3.1 Die Beschwerdeführer berufen sich in ihrer Eingabe mit Bezug auf den Anspruch auf unentgeltliche Rechtspflege auf Art. 11 Abs. 4 KV OW, Art. 29 Abs. 3 BV und Art. 6 Ziff. 1 EMRK. Sie erläutern jedoch nicht, inwiefern ihnen das kantonale Recht einen weitergehenden Anspruch gewährt als Art. 29 Abs. 3 BV (BGE 124 I 1 E. 2). Ob Art. 6 Ziff. 1 EMRK einen Anspruch auf unentgeltliche Rechtspflege einräumt, ist umstritten, kann hier aber offen bleiben, zumal ein allfälliger Anspruch nicht weiter ginge als jener gemäss Art. 29 Abs. 3 BV (BGE 119 Ia 264 E. 3). Die Prüfung hinsichtlich des Anspruchs auf unentgeltliche Rechtspflege erfolgt daher einzig im Lichte von Art. 29 Abs. 3 BV. Insoweit erweist sich die Beschwerde als begründet: 
3.2 Jede Person, die nicht über die erforderlichen Mittel verfügt, hat nach Art. 29 Abs. 3 BV Anspruch auf unentgeltliche Rechtspflege, wenn ihr Rechtsbegehren nicht aussichtslos erscheint. Soweit es zur Wahrung ihrer Rechte notwendig ist, steht ihr überdies von Verfassungs wegen ein unentgeltlicher Rechtsbeistand zu. Die prozessuale Bedürftigkeit beurteilt sich nach der gesamten wirtschaftlichen Situation des Rechtsuchenden im Zeitpunkt der Einreichung des Gesuchs. Dazu gehören einerseits sämtliche finanziellen Verpflichtungen, anderseits die Einkommens- und Vermögensverhältnisse (BGE 120 Ia 179 E. 3a S. 181; 124 I 1 E. 2a S. 2, je mit Hinweisen). Bei der Ermittlung des notwendigen Lebensunterhaltes soll nicht schematisch auf das betreibungsrechtliche Existenzminimum abgestellt, sondern den individuellen Umständen Rechnung getragen werden. Ein allfälliger Überschuss zwischen dem zur Verfügung stehenden Einkommen und dem Zwangsbedarf der Gesuch stellenden Partei ist mit den für den konkreten Fall zu erwartenden Gerichts- und Anwaltskosten in Beziehung zu setzen (BGE 118 Ia 369 E. 4a S. 370 f.); dabei sollte es der monatliche Überschuss ihr ermöglichen, die Prozesskosten bei weniger aufwendigen Prozessen innert eines Jahres, bei anderen innert zweier Jahre zu tilgen. Entscheidend ist zudem, ob die Gesuch stellende Partei mit dem ihr verbleibenden Überschuss in der Lage ist, die anfallenden Gerichts- und Anwaltskostenvorschüsse innert absehbarer Zeit zu leisten (BGE 109 Ia 5 E. 3a S. 9 mit Hinweisen; 118 Ia 369 E. 4a S. 370). 
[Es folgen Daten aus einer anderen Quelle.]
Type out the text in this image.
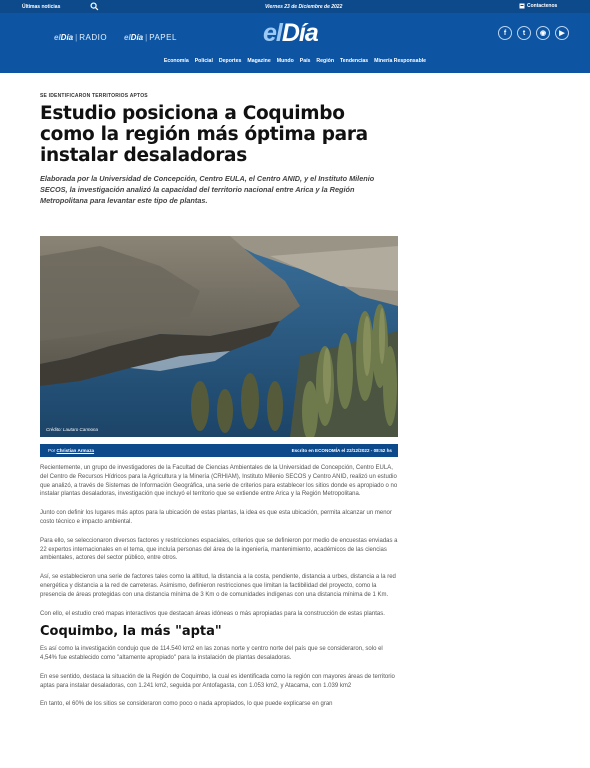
Últimas noticias	Viernes 23 de Diciembre de 2022	Contactenos
elDía | RADIO elDía | PAPEL	elDía	f	t	◉	▶
Economía Policial Deportes Magazine Mundo País Región Tendencias Minería Responsable
SE IDENTIFICARON TERRITORIOS APTOS
Estudio posiciona a Coquimbo como la región más óptima para instalar desaladoras

Elaborada por la Universidad de Concepción, Centro EULA, el Centro ANID, y el Instituto Milenio SECOS, la investigación analizó la capacidad del territorio nacional entre Arica y la Región Metropolitana para levantar este tipo de plantas.

Crédito: Lautaro Carmona
Por Christian Armaza	Escrito en ECONOMÍA el 22/12/2022 - 08:52 hs

Recientemente, un grupo de investigadores de la Facultad de Ciencias Ambientales de la Universidad de Concepción, Centro EULA, del Centro de Recursos Hídricos para la Agricultura y la Minería (CRHIAM), Instituto Milenio SECOS y Centro ANID, realizó un estudio que analizó, a través de Sistemas de Información Geográfica, una serie de criterios para establecer los sitios donde es apropiado o no instalar plantas desaladoras, investigación que incluyó el territorio que se extiende entre Arica y la Región Metropolitana.

Junto con definir los lugares más aptos para la ubicación de estas plantas, la idea es que esta ubicación, permita alcanzar un menor costo técnico e impacto ambiental.

Para ello, se seleccionaron diversos factores y restricciones espaciales, criterios que se definieron por medio de encuestas enviadas a 22 expertos internacionales en el tema, que incluía personas del área de la ingeniería, mantenimiento, académicos de las ciencias ambientales, actores del sector público, entre otros.

Así, se establecieron una serie de factores tales como la altitud, la distancia a la costa, pendiente, distancia a urbes, distancia a la red energética y distancia a la red de carreteras. Asimismo, definieron restricciones que limitan la factibilidad del proyecto, como la presencia de áreas protegidas con una distancia mínima de 3 Km o de comunidades indígenas con una distancia mínima de 1 Km.

Con ello, el estudio creó mapas interactivos que destacan áreas idóneas o más apropiadas para la construcción de estas plantas.

Coquimbo, la más "apta"

Es así como la investigación condujo que de 114.540 km2 en las zonas norte y centro norte del país que se consideraron, solo el 4,54% fue establecido como "altamente apropiado" para la instalación de plantas desaladoras.

En ese sentido, destaca la situación de la Región de Coquimbo, la cual es identificada como la región con mayores áreas de territorio aptas para instalar desaladoras, con 1.241 km2, seguida por Antofagasta, con 1.053 km2, y Atacama, con 1.039 km2

En tanto, el 60% de los sitios se consideraron como poco o nada apropiados, lo que puede explicarse en gran
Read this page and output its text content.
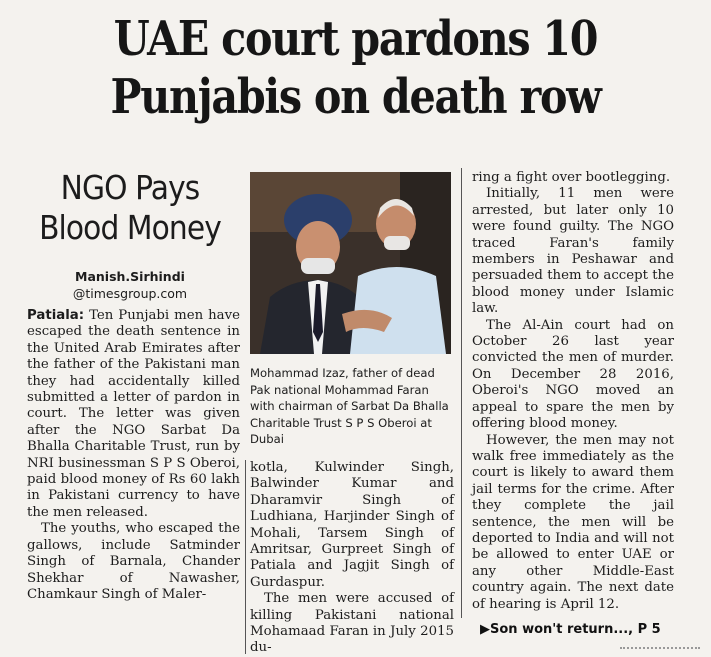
UAE court pardons 10
Punjabis on death row
NGO Pays
Blood Money
Manish.Sirhindi
@timesgroup.com
Mohammad Izaz, father of dead Pak national Mohammad Faran with chairman of Sarbat Da Bhalla Charitable Trust S P S Oberoi at Dubai

Patiala: Ten Punjabi men have escaped the death sentence in the United Arab Emirates after the father of the Pakistani man they had accidentally killed submitted a letter of pardon in court. The letter was given after the NGO Sarbat Da Bhalla Charitable Trust, run by NRI businessman S P S Oberoi, paid blood money of Rs 60 lakh in Pakistani currency to have the men released.

The youths, who escaped the gallows, include Satminder Singh of Barnala, Chander Shekhar of Nawasher, Chamkaur Singh of Maler-

kotla, Kulwinder Singh, Balwinder Kumar and Dharamvir Singh of Ludhiana, Harjinder Singh of Mohali, Tarsem Singh of Amritsar, Gurpreet Singh of Patiala and Jagjit Singh of Gurdaspur.

The men were accused of killing Pakistani national Mohamaad Faran in July 2015 du-

ring a fight over bootlegging.

Initially, 11 men were arrested, but later only 10 were found guilty. The NGO traced Faran's family members in Peshawar and persuaded them to accept the blood money under Islamic law.

The Al-Ain court had on October 26 last year convicted the men of murder. On December 28 2016, Oberoi's NGO moved an appeal to spare the men by offering blood money.

However, the men may not walk free immediately as the court is likely to award them jail terms for the crime. After they complete the jail sentence, the men will be deported to India and will not be allowed to enter UAE or any other Middle-East country again. The next date of hearing is April 12.

▶Son won't return..., P 5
3.3 Der Kanton hält den Beschwerdeführern nicht entgegen, sie könnten ihre Liegenschaften höher belehnen oder mit Gewinn verkaufen, um so den Prozess zu finanzieren (dazu: BGE 119 Ia 11 E. 5 S. 12 f.; Bühler, Die Prozessarmut, in: Christian Schöbi [Hrsg.], Gerichtskosten, Parteikosten, Prozesskaution, unentgeltliche Prozessführung, Bern 2001, S. 150). Im Lichte der unter E. 3.2 aufgezeigten Grundsätze geht es nicht an, zwar die Einnahmen aus der Vermietung einer Liegenschaft, nicht jedoch den Aufwand zu berücksichtigen. Damit wird im Ergebnis den Beschwerdeführern ein Einkommensanteil angerechnet, über den sie gar nicht oder nicht vollumfänglich verfügen. Der angefochtene Entscheid ist auch insoweit im Ergebnis verfassungswidrig, als den Beschwerdeführern bei Berücksichtigung des Aufwandes der besagten Liegenschaft jedenfalls ein beträchtlich geringerer Freibetrag verbleiben wird. 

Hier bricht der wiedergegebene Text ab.